Let's try again. To call a living woman a muse is to equate her with an
imaginary goddess, and rather inexactly. The muse was actually thought to
speak through the poet, as those who speak in tongues are actually thought
to be possessed by god or demon, the woman may suggest the form of a
fantasy object as introject--Dante probably knew that Beatrice didn't speak
through him although he gave her words. To say of a living woman "she's my
muse" is a figure of speech.
But of course carrying around an imaginary version of anyone is likely to
interfere with relating to the actual, external person. Tant pis. It's how
we in fact relate to just about everyone and everything almost all the
time, although there are moments when the imagined and the real come
deceptively close.
Which is to say, it's very trying being human.
Mark
At 06:58 PM 1/12/2006 +0000, you wrote:
>I should think it must be very trying, being someone's muse.
>
>Not that anyone's ever suggested me, you understand ....
>
>joanna
>
>>
>>Sometimes we objectify our internal interlocutor into various
>>introjects--as in, my father isn't really shouting at me, etc. And there
>>isn't an actual audience in my head. The form the introjects take is
>>certainly culturally -driven in part, as in the case of the female muse.
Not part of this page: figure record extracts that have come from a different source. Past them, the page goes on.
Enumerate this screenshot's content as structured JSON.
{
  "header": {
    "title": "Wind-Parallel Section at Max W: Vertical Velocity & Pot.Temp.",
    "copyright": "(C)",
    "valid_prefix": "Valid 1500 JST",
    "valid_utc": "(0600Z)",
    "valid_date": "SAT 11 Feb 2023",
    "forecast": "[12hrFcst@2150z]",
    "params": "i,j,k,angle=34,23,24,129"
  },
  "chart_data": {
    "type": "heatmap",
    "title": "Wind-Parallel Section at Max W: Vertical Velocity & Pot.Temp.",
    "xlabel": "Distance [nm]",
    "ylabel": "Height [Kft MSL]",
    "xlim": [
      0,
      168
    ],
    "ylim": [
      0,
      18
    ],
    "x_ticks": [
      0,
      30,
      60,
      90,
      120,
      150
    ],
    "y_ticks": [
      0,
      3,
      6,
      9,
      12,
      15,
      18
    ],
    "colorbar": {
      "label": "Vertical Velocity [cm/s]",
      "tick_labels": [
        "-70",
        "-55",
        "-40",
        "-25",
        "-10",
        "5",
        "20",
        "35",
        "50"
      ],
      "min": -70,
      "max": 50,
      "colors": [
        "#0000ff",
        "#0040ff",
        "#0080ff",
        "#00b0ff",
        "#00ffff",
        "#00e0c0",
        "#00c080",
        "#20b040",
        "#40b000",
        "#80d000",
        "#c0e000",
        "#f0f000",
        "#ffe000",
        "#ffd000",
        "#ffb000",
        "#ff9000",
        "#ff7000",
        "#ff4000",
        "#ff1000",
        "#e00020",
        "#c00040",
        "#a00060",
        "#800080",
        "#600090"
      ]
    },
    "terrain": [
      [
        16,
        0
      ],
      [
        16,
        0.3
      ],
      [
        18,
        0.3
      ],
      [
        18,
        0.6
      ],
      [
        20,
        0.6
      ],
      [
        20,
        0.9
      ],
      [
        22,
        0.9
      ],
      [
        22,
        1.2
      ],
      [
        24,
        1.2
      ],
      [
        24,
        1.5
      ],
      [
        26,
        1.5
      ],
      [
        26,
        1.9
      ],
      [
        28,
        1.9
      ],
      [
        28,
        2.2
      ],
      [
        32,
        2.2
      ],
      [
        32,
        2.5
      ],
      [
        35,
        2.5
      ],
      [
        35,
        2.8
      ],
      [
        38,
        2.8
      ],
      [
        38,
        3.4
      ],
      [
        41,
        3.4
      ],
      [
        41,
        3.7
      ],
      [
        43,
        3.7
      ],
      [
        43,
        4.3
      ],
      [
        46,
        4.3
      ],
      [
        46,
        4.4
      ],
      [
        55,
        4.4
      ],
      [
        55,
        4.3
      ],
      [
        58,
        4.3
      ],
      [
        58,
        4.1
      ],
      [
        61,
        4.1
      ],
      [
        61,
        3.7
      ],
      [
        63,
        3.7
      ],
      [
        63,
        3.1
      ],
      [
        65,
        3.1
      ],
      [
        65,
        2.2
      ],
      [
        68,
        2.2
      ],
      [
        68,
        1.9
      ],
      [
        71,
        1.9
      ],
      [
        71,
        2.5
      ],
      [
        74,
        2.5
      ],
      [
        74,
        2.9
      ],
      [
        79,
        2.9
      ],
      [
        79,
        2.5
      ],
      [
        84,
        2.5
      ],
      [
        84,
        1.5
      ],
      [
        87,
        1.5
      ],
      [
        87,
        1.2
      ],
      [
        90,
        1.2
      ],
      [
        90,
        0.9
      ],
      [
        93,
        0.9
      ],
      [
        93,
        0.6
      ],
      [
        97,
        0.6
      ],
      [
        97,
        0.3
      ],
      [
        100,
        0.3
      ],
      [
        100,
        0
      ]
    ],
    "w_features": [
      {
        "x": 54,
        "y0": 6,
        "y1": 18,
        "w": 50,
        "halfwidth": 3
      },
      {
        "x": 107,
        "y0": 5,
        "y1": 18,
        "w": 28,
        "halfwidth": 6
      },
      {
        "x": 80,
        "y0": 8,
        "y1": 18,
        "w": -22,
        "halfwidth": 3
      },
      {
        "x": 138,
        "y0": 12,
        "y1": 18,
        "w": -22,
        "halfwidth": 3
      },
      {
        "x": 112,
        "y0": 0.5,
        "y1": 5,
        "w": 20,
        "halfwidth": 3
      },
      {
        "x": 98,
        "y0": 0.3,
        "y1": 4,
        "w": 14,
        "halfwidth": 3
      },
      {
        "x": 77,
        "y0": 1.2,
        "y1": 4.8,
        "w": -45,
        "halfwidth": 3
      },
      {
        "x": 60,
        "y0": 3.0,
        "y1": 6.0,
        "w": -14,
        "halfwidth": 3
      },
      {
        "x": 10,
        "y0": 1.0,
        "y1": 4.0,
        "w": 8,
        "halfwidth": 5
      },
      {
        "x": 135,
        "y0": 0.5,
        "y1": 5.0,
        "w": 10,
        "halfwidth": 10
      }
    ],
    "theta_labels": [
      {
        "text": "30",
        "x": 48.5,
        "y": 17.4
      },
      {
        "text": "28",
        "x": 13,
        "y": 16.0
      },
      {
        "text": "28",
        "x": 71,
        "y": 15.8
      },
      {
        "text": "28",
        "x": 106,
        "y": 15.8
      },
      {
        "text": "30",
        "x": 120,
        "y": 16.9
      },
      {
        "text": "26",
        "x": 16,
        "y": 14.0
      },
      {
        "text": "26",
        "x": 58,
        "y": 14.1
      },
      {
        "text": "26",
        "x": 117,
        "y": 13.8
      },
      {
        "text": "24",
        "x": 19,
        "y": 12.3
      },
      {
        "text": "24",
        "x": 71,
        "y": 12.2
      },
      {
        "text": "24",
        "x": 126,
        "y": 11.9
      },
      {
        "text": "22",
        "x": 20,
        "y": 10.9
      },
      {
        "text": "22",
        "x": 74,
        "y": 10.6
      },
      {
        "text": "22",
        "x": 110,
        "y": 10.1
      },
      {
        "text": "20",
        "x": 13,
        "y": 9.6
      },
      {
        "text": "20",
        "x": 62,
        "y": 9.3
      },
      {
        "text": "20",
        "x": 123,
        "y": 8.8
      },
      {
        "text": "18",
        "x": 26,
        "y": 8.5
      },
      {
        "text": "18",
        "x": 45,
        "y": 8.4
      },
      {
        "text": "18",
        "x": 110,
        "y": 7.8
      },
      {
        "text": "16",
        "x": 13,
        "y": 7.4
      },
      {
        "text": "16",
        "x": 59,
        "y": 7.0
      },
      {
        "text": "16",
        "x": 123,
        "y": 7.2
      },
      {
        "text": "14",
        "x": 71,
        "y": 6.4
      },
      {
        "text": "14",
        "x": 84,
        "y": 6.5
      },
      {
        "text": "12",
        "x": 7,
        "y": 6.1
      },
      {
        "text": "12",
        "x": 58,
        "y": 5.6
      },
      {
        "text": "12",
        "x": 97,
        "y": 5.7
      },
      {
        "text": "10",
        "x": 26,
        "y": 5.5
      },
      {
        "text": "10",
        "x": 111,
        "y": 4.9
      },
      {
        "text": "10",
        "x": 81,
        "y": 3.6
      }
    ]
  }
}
>>But all kinds of divinities occasionally burst into speech among the
>>ancients, male and female. The voice of the poem, and sometimes its
>>imagined audience, remained the female muse into the renaissance as a
>>matter of convention, but the convention carried psychological weight,
>>and I have no doubt that some renaissance poets actually experienced her
>>as a true introject. Fact is, whether or not we think it politically or
>>psychologically appropriate we carry all sorts of voices inside us over
>>which we have liuttle control. So the female muse or whatever may be
>>inappropriate, but she carries on. It would be nice if more women had a
>>male introject that provided them with wisdom or eloquence beyond theit
>>normal reach. But we all know that life is unfair to men, and no matter
>>how we change the culture most women will resist adopting one.